Dirasa belum menemui titik terang, pansus dan Pemprov DKI pun akan melakukan pertemuan lanjutan. Selain itu pansus juga memastikan bakal mengadakan rapat internal untuk membahas hal tersebut.
"Pansus akan melakukan rapat internal mengevaluasi hasil, juga setelah kunjungan lapangan aset tadi," ujar Sani.
Pemprov DKI klaim proses pembelian lahan sudah benarKepala Badan Pengelolaan Keuangan dan Aset Daerah (BPKAD) DKI Heru Budi Hartono mengatakan semua proses pembelian lahan sudah benar. Bahkan Pemprov DKI bisa menghemat puluhan miliar rupiah.
"Sudah benar, bahkan kami menghemat Rp52 miliar dan kami beli itu anggaran Rp800 miliar yang kami keluarkan Rp717 miliar karena yang kita 5 persen BPHTB (bea perolehan hak tanah dan bangunan) ditanggung mereka, biaya sertifikat ditanggung mereka, gedung kami tidak bayar, notaris kami tidak bayar," ujar Heru.
Sementara untuk besaran nilai NJOP yang dipermasalahkan, Heru mengatakan lahan tersebut memang memiliki dua sertifikat, tapi satu zona.
"Yang saya mau tekankan disini, zona itu tidak terkait dengan akses jalan segala macam.
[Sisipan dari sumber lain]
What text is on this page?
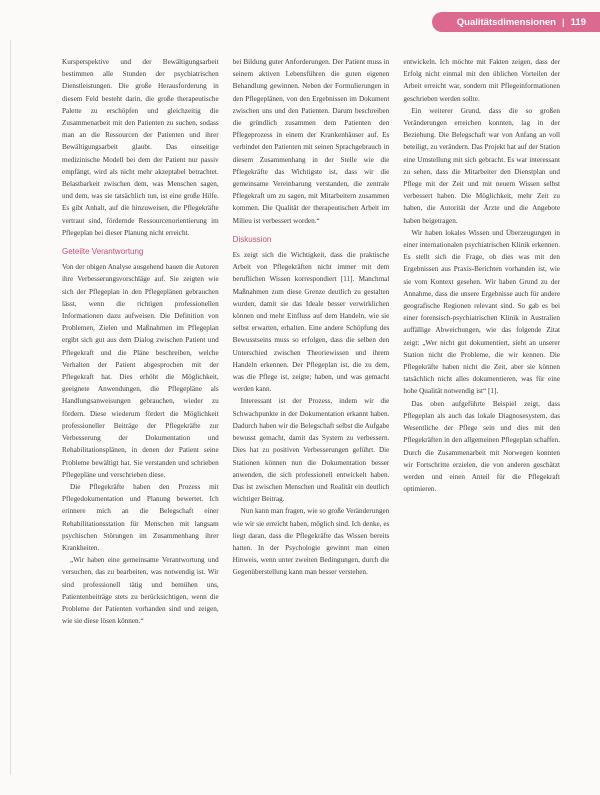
Qualitätsdimensionen | 119

Kursperspektive und der Bewältigungsarbeit bestimmen alle Stunden der psychiatrischen Dienstleistungen. Die große Herausforderung in diesem Feld besteht darin, die große therapeutische Palette zu erschöpfen und gleichzeitig die Zusammenarbeit mit den Patienten zu suchen, sodass man an die Ressourcen der Patienten und ihrer Bewältigungsarbeit glaubt. Das einseitige medizinische Modell bei dem der Patient nur passiv empfängt, wird als nicht mehr akzeptabel betrachtet. Belastbarkeit zwischen dem, was Menschen sagen, und dem, was sie tatsächlich tun, ist eine große Hilfe. Es gibt Anhalt, auf die hinzuweisen, die Pflegekräfte vertraut sind, fördernde Ressourcenorientierung im Pflegeplan bei dieser Planung nicht erreicht.

Geteilte Verantwortung

Von der obigen Analyse ausgehend bauen die Autoren ihre Verbesserungsvorschläge auf. Sie zeigten wie sich der Pflegeplan in den Pflegeplänen gebrauchen lässt, wenn die richtigen professionellen Informationen dazu aufweisen. Die Definition von Problemen, Zielen und Maßnahmen im Pflegeplan ergibt sich gut aus dem Dialog zwischen Patient und Pflegekraft und die Pläne beschreiben, welche Verhalten der Patient abgesprochen mit der Pflegekraft hat. Dies erhöht die Möglichkeit, geeignete Anwendungen, die Pflegepläne als Handlungsanweisungen gebrauchen, wieder zu fördern. Diese wiederum fördert die Möglichkeit professioneller Beiträge der Pflegekräfte zur Verbesserung der Dokumentation und Rehabilitationsplänen, in denen der Patient seine Probleme bewältigt hat. Sie verstanden und schrieben Pflegepläne und verschrieben diese.

Die Pflegekräfte haben den Prozess mit Pflegedokumentation und Planung bewertet. Ich erinnere mich an die Belegschaft einer Rehabilitationsstation für Menschen mit langsam psychischen Störungen im Zusammenhang ihrer Krankheiten.

„Wir haben eine gemeinsame Verantwortung und versuchen, das zu bearbeiten, was notwendig ist. Wir sind professionell tätig und bemühen uns, Patientenbeiträge stets zu berücksichtigen, wenn die Probleme der Patienten vorhanden sind und zeigen, wie sie diese lösen können.“

bei Bildung guter Anforderungen. Der Patient muss in seinem aktiven Lebensführen die guten eigenen Behandlung gewinnen. Neben der Formulierungen in den Pflegeplänen, von den Ergebnissen im Dokument zwischen uns und den Patienten. Darum beschreiben die gründlich zusammen dem Patienten den Pflegeprozess in einem der Krankenhäuser auf. Es verbindet den Patienten mit seinen Sprachgebrauch in diesem Zusammenhang in der Stelle wie die Pflegekräfte das Wichtigste ist, dass wir die gemeinsame Vereinbarung verstanden, die zentrale Pflegekraft um zu sagen, mit Mitarbeitern zusammen kommen. Die Qualität der therapeutischen Arbeit im Milieu ist verbessert worden.“

Diskussion

Es zeigt sich die Wichtigkeit, dass die praktische Arbeit von Pflegekräften nicht immer mit dem beruflichen Wissen korrespondiert [11]. Manchmal Maßnahmen zum diese Grenze deutlich zu gestalten wurden, damit sie das Ideale besser verwirklichen können und mehr Einfluss auf dem Handeln, wie sie selbst erwarten, erhalten. Eine andere Schöpfung des Bewusstseins muss so erfolgen, dass die selben den Unterschied zwischen Theoriewissen und ihrem Handeln erkennen. Der Pflegeplan ist, die zu dem, was die Pflege ist, zeigte; haben, und was gemacht werden kann.

Interessant ist der Prozess, indem wir die Schwachpunkte in der Dokumentation erkannt haben. Dadurch haben wir die Belegschaft selbst die Aufgabe bewusst gemacht, damit das System zu verbessern. Dies hat zu positiven Verbesserungen geführt. Die Stationen können nun die Dokumentation besser anwenden, die sich professionell entwickelt haben. Das ist zwischen Menschen und Realität ein deutlich wichtiger Beitrag.

Nun kann man fragen, wie so große Veränderungen wie wir sie erreicht haben, möglich sind. Ich denke, es liegt daran, dass die Pflegekräfte das Wissen bereits hatten. In der Psychologie gewinnt man einen Hinweis, wenn unter zweiten Bedingungen, durch die Gegenüberstellung kann man besser verstehen.

entwickeln. Ich möchte mit Fakten zeigen, dass der Erfolg nicht einmal mit den üblichen Vorteilen der Arbeit erreicht war, sondern mit Pflegeinformationen geschrieben werden sollte.

Ein weiterer Grund, dass die so großen Veränderungen erreichen konnten, lag in der Beziehung. Die Belegschaft war von Anfang an voll beteiligt, zu verändern. Das Projekt hat auf der Station eine Umstellung mit sich gebracht. Es war interessant zu sehen, dass die Mitarbeiter den Dienstplan und Pflege mit der Zeit und mit neuem Wissen selbst verbessert haben. Die Möglichkeit, mehr Zeit zu haben, die Autorität der Ärzte und die Angebote haben beigetragen.

Wir haben lokales Wissen und Überzeugungen in einer internationalen psychiatrischen Klinik erkennen. Es stellt sich die Frage, ob dies was mit den Ergebnissen aus Praxis-Berichten vorhanden ist, wie sie vom Kontext gesehen. Wir haben Grund zu der Annahme, dass die unsere Ergebnisse auch für andere geografische Regionen relevant sind. So gab es bei einer forensisch-psychiatrischen Klinik in Australien auffällige Abweichungen, wie das folgende Zitat zeigt: „Wer nicht gut dokumentiert, sieht an unserer Station nicht die Probleme, die wir kennen. Die Pflegekräfte haben nicht die Zeit, aber sie können tatsächlich nicht alles dokumentieren, was für eine hohe Qualität notwendig ist“ [1].

Das oben aufgeführte Beispiel zeigt, dass Pflegeplan als auch das lokale Diagnosesystem, das Wesentliche der Pflege sein und dies mit den Pflegekräften in den allgemeinen Pflegeplan schaffen. Durch die Zusammenarbeit mit Norwegen konnten wir Fortschritte erzielen, die von anderen geschätzt werden und einen Anteil für die Pflegekraft optimieren.
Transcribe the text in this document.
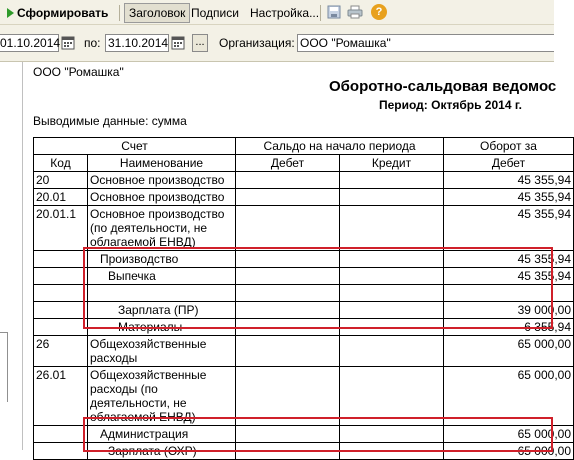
Сформировать	Заголовок Подписи Настройка...	?
01.10.2014 по: 31.10.2014	... Организация: ООО "Ромашка"
ООО "Ромашка"
Оборотно-сальдовая ведомос
Период: Октябрь 2014 г.
Выводимые данные: сумма
Счет		Сальдо на начало периода		Оборот за
Код	Наименование	Дебет	Кредит	Дебет
20	Основное производство			45 355,94
20.01	Основное производство			45 355,94
20.01.1	Основное производство (по деятельности, не облагаемой ЕНВД)			45 355,94
	Производство			45 355,94
	Выпечка			45 355,94

	Зарплата (ПР)			39 000,00
	Материалы			6 355,94
26	Общехозяйственные расходы			65 000,00
26.01	Общехозяйственные расходы (по деятельности, не облагаемой ЕНВД)			65 000,00
	Администрация			65 000,00
	Зарплата (ОХР)			65 000,00
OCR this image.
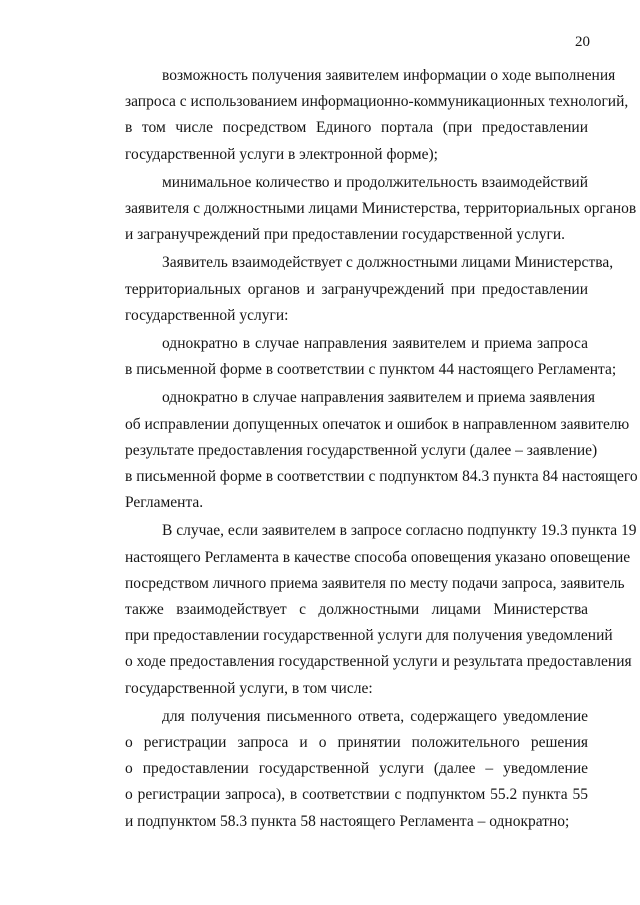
20
возможность получения заявителем информации о ходе выполнения
запроса с использованием информационно-коммуникационных технологий,
в том числе посредством Единого портала (при предоставлении
государственной услуги в электронной форме);
минимальное количество и продолжительность взаимодействий
заявителя с должностными лицами Министерства, территориальных органов
и загранучреждений при предоставлении государственной услуги.
Заявитель взаимодействует с должностными лицами Министерства,
территориальных органов и загранучреждений при предоставлении
государственной услуги:
однократно в случае направления заявителем и приема запроса
в письменной форме в соответствии с пунктом 44 настоящего Регламента;
однократно в случае направления заявителем и приема заявления
об исправлении допущенных опечаток и ошибок в направленном заявителю
результате предоставления государственной услуги (далее – заявление)
в письменной форме в соответствии с подпунктом 84.3 пункта 84 настоящего
Регламента.
В случае, если заявителем в запросе согласно подпункту 19.3 пункта 19
настоящего Регламента в качестве способа оповещения указано оповещение
посредством личного приема заявителя по месту подачи запроса, заявитель
также взаимодействует с должностными лицами Министерства
при предоставлении государственной услуги для получения уведомлений
о ходе предоставления государственной услуги и результата предоставления
государственной услуги, в том числе:
для получения письменного ответа, содержащего уведомление
о регистрации запроса и о принятии положительного решения
о предоставлении государственной услуги (далее – уведомление
о регистрации запроса), в соответствии с подпунктом 55.2 пункта 55
и подпунктом 58.3 пункта 58 настоящего Регламента – однократно;
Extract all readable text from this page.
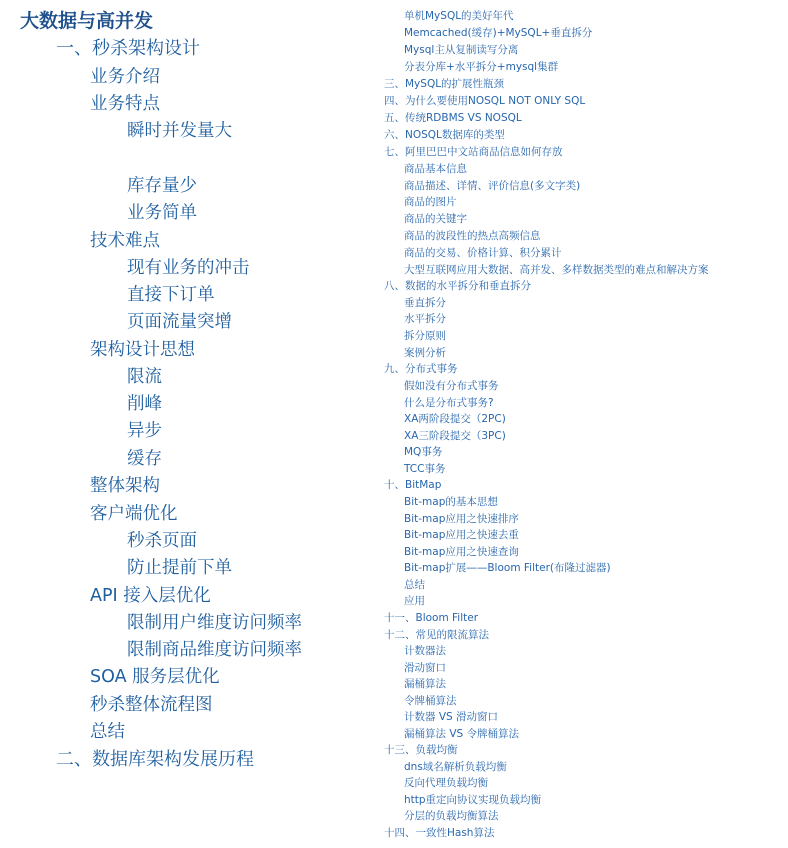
大数据与高并发
一、秒杀架构设计
业务介绍
业务特点
瞬时并发量大
库存量少
业务简单
技术难点
现有业务的冲击
直接下订单
页面流量突增
架构设计思想
限流
削峰
异步
缓存
整体架构
客户端优化
秒杀页面
防止提前下单
API 接入层优化
限制用户维度访问频率
限制商品维度访问频率
SOA 服务层优化
秒杀整体流程图
总结
二、数据库架构发展历程
单机MySQL的美好年代
Memcached(缓存)+MySQL+垂直拆分
Mysql主从复制读写分离
分表分库+水平拆分+mysql集群
三、MySQL的扩展性瓶颈
四、为什么要使用NOSQL NOT ONLY SQL
五、传统RDBMS VS NOSQL
六、NOSQL数据库的类型
七、阿里巴巴中文站商品信息如何存放
商品基本信息
商品描述、详情、评价信息(多文字类)
商品的图片
商品的关键字
商品的波段性的热点高频信息
商品的交易、价格计算、积分累计
大型互联网应用大数据、高并发、多样数据类型的难点和解决方案
八、数据的水平拆分和垂直拆分
垂直拆分
水平拆分
拆分原则
案例分析
九、分布式事务
假如没有分布式事务
什么是分布式事务?
XA两阶段提交（2PC)
XA三阶段提交（3PC)
MQ事务
TCC事务
十、BitMap
Bit-map的基本思想
Bit-map应用之快速排序
Bit-map应用之快速去重
Bit-map应用之快速查询
Bit-map扩展——Bloom Filter(布隆过滤器)
总结
应用
十一、Bloom Filter
十二、常见的限流算法
计数器法
滑动窗口
漏桶算法
令牌桶算法
计数器 VS 滑动窗口
漏桶算法 VS 令牌桶算法
十三、负载均衡
dns域名解析负载均衡
反向代理负载均衡
http重定向协议实现负载均衡
分层的负载均衡算法
十四、一致性Hash算法
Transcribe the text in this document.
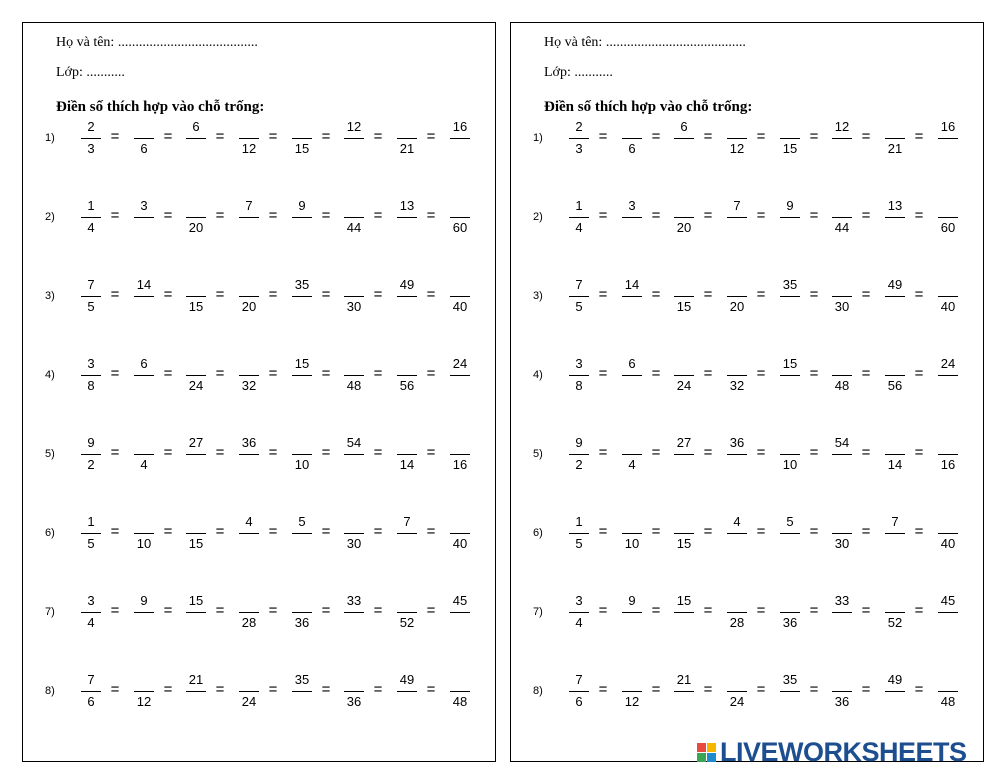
Họ và tên: ........................................
Lớp: ...........
Điền số thích hợp vào chỗ trống:
1)
2
3
=
6
=
6
=
12
=
15
=
12
=
21
=
16
2)
1
4
=
3
=
20
=
7
=
9
=
44
=
13
=
60
3)
7
5
=
14
=
15
=
20
=
35
=
30
=
49
=
40
4)
3
8
=
6
=
24
=
32
=
15
=
48
=
56
=
24
5)
9
2
=
4
=
27
=
36
=
10
=
54
=
14
=
16
6)
1
5
=
10
=
15
=
4
=
5
=
30
=
7
=
40
7)
3
4
=
9
=
15
=
28
=
36
=
33
=
52
=
45
8)
7
6
=
12
=
21
=
24
=
35
=
36
=
49
=
48
Họ và tên: ........................................
Lớp: ...........
Điền số thích hợp vào chỗ trống:
1)
2
3
=
6
=
6
=
12
=
15
=
12
=
21
=
16
2)
1
4
=
3
=
20
=
7
=
9
=
44
=
13
=
60
3)
7
5
=
14
=
15
=
20
=
35
=
30
=
49
=
40
4)
3
8
=
6
=
24
=
32
=
15
=
48
=
56
=
24
5)
9
2
=
4
=
27
=
36
=
10
=
54
=
14
=
16
6)
1
5
=
10
=
15
=
4
=
5
=
30
=
7
=
40
7)
3
4
=
9
=
15
=
28
=
36
=
33
=
52
=
45
8)
7
6
=
12
=
21
=
24
=
35
=
36
=
49
=
48
LIVEWORKSHEETS
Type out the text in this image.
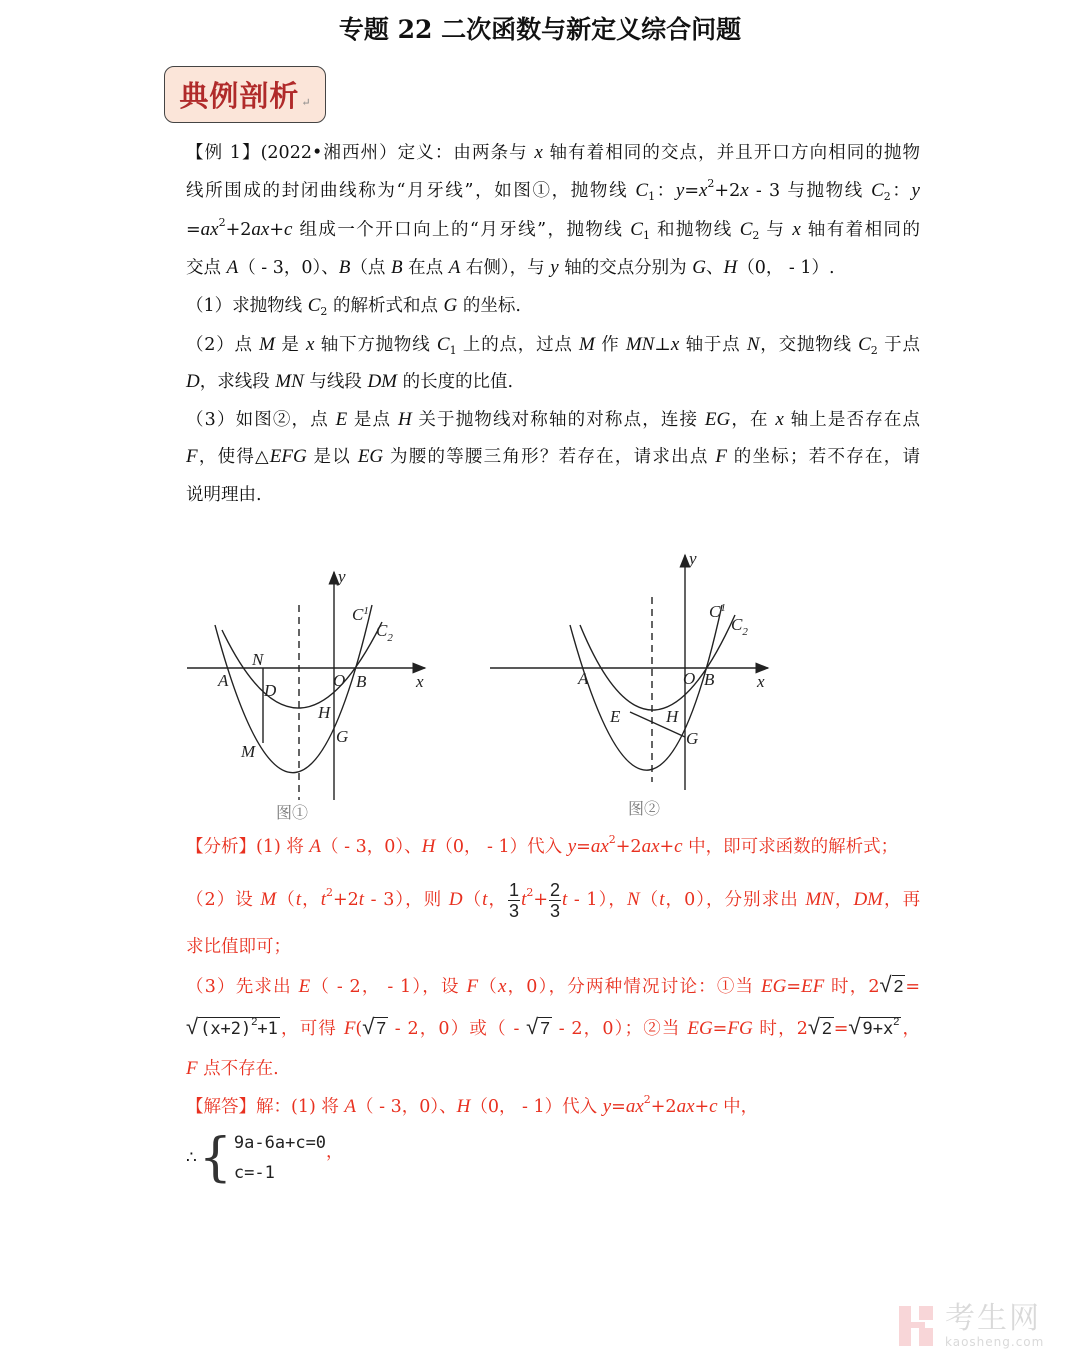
专题 22 二次函数与新定义综合问题
典例剖析 ↵
【例 1】(2022•湘西州）定义：由两条与 x 轴有着相同的交点，并且开口方向相同的抛物
线所围成的封闭曲线称为“月牙线”，如图①，抛物线 $C_1$：$y=x^2+2x - 3$ 与抛物线 $C_2$：y
$=ax^2+2ax+c$ 组成一个开口向上的“月牙线”，抛物线 $C_1$ 和抛物线 $C_2$ 与 x 轴有着相同的
交点 A（ - 3，0）、B（点 B 在点 A 右侧），与 y 轴的交点分别为 G、H（0， - 1）.
（1）求抛物线 $C_2$ 的解析式和点 G 的坐标.
（2）点 M 是 x 轴下方抛物线 $C_1$ 上的点，过点 M 作 MN⊥x 轴于点 N，交抛物线 $C_2$ 于点
D，求线段 MN 与线段 DM 的长度的比值.
（3）如图②，点 E 是点 H 关于抛物线对称轴的对称点，连接 EG，在 x 轴上是否存在点
F，使得△EFG 是以 EG 为腰的等腰三角形？若存在，请求出点 F 的坐标；若不存在，请
说明理由.
y
x
A	B
O
N
D
H
G
M
$C^1$
$C_2$
图①
y
x
A	B
O
E	H
G
$C^1$
$C_2$
图②
【分析】(1) 将 A（ - 3，0）、H（0， - 1）代入 $y=ax^2+2ax+c$ 中，即可求函数的解析式；
（2）设 M（t，$t^2+2t - 3$），则 D（t， $\frac{1}{3} t^2+ \frac{2}{3}$ t - 1），N（t，0），分别求出 MN，DM，再
求比值即可；
（3）先求出 E（ - 2， - 1），设 F（x，0），分两种情况讨论：①当 EG=EF 时，2√ 2 =
√ $(x+2)^2+1$ ，可得 F(√ 7 - 2，0）或（ - √ 7 - 2，0）；②当 EG=FG 时，2√ 2 =√ $9+x^2$ ，
F 点不存在.
【解答】解：(1) 将 A（ - 3，0）、H（0， - 1）代入 $y=ax^2+2ax+c$ 中，
∴ { 9a-6a+c=0
c=-1
，
考生网
kaosheng.com
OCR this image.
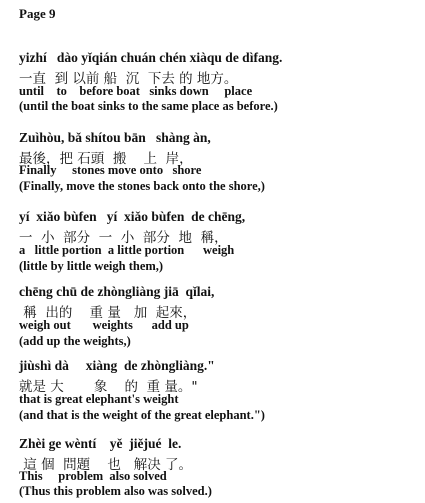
Page 9
yizhí   dào yǐqián chuán chén xiàqu de dìfang.
一直  到 以前 船  沉  下去 的 地方。
until    to    before boat   sinks down     place
(until the boat sinks to the same place as before.)
Zuìhòu, bǎ shítou bān   shàng àn,
最後，把 石頭  搬    上  岸，
Finally     stones move onto   shore
(Finally, move the stones back onto the shore,)
yí  xiǎo bùfen   yí  xiǎo bùfen  de chēng,
一  小  部分  一  小  部分  地  稱，
a   little portion  a little portion      weigh
(little by little weigh them,)
chēng chū de zhòngliàng jiā  qǐlai,
稱  出的    重 量   加  起來，
weigh out       weights      add up
(add up the weights,)
jiùshì dà     xiàng  de zhòngliàng."
就是 大       象    的  重 量。"
that is great elephant's weight
(and that is the weight of the great elephant.")
Zhèi ge wèntí    yě  jiějué  le.
這 個  問題    也   解决 了。
This     problem  also solved
(Thus this problem also was solved.)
Kalau satu zona ya, satu zona, tidak ada urusan dengan jalan Kyai Tapa tapa atau Tomang," kata Heru.
Heru memisalkan zona di kawasan Menteng. Area kumuh di Menteng pun masih merupakan zona kawasan Menteng. Entah itu aksesnya di pinggir kali atau bukan.
"Yang namanya zona, walaupun dibelah lima atau enam kalau menjadi satu zona, ya zona Rp20 juta itu," ujar Heru.
Sebelumnya, BPK menilai pembelian lahan Rumah Sakit Sumber Waras seluas 3,7 hektare untuk membangun pusat pengobatan kanker itu dinilai merugikan Pemprov DKI Jakarta sebanyak Rp191 miliar.
Selisih harga tersebut terjadi karena BPK menemukan perbedaan harga Nilai Jual Objek Pajak (NJOP) pada lahan di sekitar Rumah Sakit Sumber Waras dengan lahan rumah sakit itu sendiri. BPK pun sempat mengindikasikan adannya penggelembungan dana.